Ferric and Cupric Ions Requirement for DNA Single-Strand Breakage by H2O2

Abstract

Hydrogen peroxide (H₂O₂), was able to nick the replicative form of the phage fd, without the addition of a reducing agent or of a metal. This DNA single-strand breakage decreased with an increase of the ionic strength, suggesting that H₂O₂ reacted with traces of metal bound to DNA. When cupric of ferric ions were added, the rate of DNA single-strand breakage by H₂O₂ greatly increased and it was 20–30 times faster with cupric than with ferric ions.
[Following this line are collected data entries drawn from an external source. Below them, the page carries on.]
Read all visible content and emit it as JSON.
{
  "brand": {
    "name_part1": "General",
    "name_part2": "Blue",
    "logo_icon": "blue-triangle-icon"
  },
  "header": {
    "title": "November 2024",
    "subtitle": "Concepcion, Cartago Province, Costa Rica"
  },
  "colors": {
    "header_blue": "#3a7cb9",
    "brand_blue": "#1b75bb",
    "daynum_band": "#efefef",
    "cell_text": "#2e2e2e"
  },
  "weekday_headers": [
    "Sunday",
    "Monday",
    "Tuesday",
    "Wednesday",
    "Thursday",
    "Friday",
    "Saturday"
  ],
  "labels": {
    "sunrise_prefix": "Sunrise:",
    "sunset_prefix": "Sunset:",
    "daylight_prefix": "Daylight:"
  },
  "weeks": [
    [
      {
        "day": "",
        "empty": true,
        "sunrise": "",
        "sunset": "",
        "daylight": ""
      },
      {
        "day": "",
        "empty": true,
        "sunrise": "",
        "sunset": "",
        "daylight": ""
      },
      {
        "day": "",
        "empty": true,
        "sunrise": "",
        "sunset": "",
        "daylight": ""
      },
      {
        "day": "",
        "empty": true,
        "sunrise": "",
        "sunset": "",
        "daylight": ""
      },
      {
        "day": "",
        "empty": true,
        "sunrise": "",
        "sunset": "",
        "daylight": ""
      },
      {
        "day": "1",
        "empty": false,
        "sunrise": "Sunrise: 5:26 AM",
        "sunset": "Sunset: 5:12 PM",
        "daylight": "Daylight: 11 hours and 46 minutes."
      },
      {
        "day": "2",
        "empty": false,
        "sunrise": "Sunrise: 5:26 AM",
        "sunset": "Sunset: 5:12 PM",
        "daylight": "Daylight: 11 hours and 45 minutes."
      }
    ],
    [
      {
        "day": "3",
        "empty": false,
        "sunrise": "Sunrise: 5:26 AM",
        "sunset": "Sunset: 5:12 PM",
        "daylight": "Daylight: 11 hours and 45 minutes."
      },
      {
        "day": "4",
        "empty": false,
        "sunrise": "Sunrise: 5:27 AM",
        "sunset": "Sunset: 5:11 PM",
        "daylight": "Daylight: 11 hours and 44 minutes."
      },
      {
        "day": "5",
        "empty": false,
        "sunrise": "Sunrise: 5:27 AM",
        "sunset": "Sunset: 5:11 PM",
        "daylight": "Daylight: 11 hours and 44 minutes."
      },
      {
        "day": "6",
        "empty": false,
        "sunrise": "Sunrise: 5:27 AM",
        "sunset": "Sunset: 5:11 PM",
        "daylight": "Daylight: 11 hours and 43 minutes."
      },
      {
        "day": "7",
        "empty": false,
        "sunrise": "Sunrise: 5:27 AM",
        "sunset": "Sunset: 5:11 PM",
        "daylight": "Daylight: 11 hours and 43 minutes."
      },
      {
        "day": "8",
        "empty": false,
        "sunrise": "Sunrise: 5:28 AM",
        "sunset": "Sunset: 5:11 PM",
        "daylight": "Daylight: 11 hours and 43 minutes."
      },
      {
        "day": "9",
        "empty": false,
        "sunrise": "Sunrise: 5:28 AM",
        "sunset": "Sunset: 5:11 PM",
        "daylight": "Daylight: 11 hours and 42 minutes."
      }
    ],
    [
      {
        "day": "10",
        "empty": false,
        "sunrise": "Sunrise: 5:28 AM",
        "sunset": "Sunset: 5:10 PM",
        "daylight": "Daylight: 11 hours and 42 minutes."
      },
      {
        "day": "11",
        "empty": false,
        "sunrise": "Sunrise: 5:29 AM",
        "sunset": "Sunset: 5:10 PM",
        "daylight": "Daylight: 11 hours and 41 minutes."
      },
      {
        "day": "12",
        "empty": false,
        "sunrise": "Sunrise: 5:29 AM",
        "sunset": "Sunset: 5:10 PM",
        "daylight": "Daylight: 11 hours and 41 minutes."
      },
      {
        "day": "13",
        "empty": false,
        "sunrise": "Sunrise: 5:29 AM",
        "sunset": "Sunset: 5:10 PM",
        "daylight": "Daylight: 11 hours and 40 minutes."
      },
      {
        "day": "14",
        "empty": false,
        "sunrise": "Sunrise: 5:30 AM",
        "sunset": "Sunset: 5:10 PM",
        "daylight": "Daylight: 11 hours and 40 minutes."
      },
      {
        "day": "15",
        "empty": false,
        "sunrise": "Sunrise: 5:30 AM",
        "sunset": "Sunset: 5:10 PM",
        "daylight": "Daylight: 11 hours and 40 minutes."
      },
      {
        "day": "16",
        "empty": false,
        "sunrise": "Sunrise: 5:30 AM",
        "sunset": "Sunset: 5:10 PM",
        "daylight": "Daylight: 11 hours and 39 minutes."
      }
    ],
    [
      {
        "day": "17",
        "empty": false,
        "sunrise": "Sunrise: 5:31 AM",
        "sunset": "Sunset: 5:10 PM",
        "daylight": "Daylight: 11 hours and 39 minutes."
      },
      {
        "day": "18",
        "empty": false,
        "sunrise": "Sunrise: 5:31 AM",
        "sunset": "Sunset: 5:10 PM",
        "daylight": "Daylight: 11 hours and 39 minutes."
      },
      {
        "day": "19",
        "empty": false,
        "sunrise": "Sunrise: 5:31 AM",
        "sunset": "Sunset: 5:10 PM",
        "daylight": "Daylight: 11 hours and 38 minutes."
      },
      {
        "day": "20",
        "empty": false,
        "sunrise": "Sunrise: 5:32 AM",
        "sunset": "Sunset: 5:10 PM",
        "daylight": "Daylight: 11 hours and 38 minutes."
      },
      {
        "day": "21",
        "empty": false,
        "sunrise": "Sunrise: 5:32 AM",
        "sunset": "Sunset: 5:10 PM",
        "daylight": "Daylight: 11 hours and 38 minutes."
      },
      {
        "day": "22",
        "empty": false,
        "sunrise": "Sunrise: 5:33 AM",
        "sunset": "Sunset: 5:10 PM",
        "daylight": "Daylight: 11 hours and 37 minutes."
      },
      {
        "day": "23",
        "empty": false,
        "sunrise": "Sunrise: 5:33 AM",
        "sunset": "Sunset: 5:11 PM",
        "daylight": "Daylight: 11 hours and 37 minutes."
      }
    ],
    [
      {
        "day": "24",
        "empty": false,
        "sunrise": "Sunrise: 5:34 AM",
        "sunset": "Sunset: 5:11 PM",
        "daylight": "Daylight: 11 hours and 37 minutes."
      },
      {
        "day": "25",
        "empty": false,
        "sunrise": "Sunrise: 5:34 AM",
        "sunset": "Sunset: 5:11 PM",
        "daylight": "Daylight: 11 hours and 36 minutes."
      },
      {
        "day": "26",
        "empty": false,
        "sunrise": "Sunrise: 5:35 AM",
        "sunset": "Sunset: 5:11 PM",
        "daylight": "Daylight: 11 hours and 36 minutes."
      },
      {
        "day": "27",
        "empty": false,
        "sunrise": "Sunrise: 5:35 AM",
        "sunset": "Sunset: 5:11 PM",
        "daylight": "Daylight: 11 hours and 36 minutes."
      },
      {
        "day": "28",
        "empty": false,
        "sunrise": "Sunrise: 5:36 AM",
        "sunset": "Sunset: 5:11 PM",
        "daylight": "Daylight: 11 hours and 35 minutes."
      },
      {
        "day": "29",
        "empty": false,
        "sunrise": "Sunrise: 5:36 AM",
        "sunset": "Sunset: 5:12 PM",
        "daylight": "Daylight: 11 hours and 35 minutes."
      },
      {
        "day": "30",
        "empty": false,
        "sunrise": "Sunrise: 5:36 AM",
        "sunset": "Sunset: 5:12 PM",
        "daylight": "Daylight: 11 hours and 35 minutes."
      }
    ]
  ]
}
The addition of EDTA at an equimolar ratio or in excess of metal prevented partially DNA single-strand cleavage by H₂O₂ in the presence of ferric ions and completely when cupric ions were used. Superoxide dismutase prevented DNA single-strand breakage by H₂O₂ and ferric ions. On the contrary, with cupric ions and H₂O₂, the addition of superoxide dismutase increased the rate of DNA single-strand breakage. That superoxide dismutase was acting catalytically was shown by the loss of its effects after heat inactivation of the enzyme. The results of the present study show that besides its involvement in the Fenton reaction, H₂O₂ is able to reduce the metal bound to DNA, generating the superoxide anion radical or/and its protonated form, the perhydroxyl radical involved in DNA nicking. On the other hand, the ability of cuprous ions unlike ferrous ions to dismutate the superoxide radical may explain some differences observed between iron and copper in the DNA single-strand breakage by H,O₂.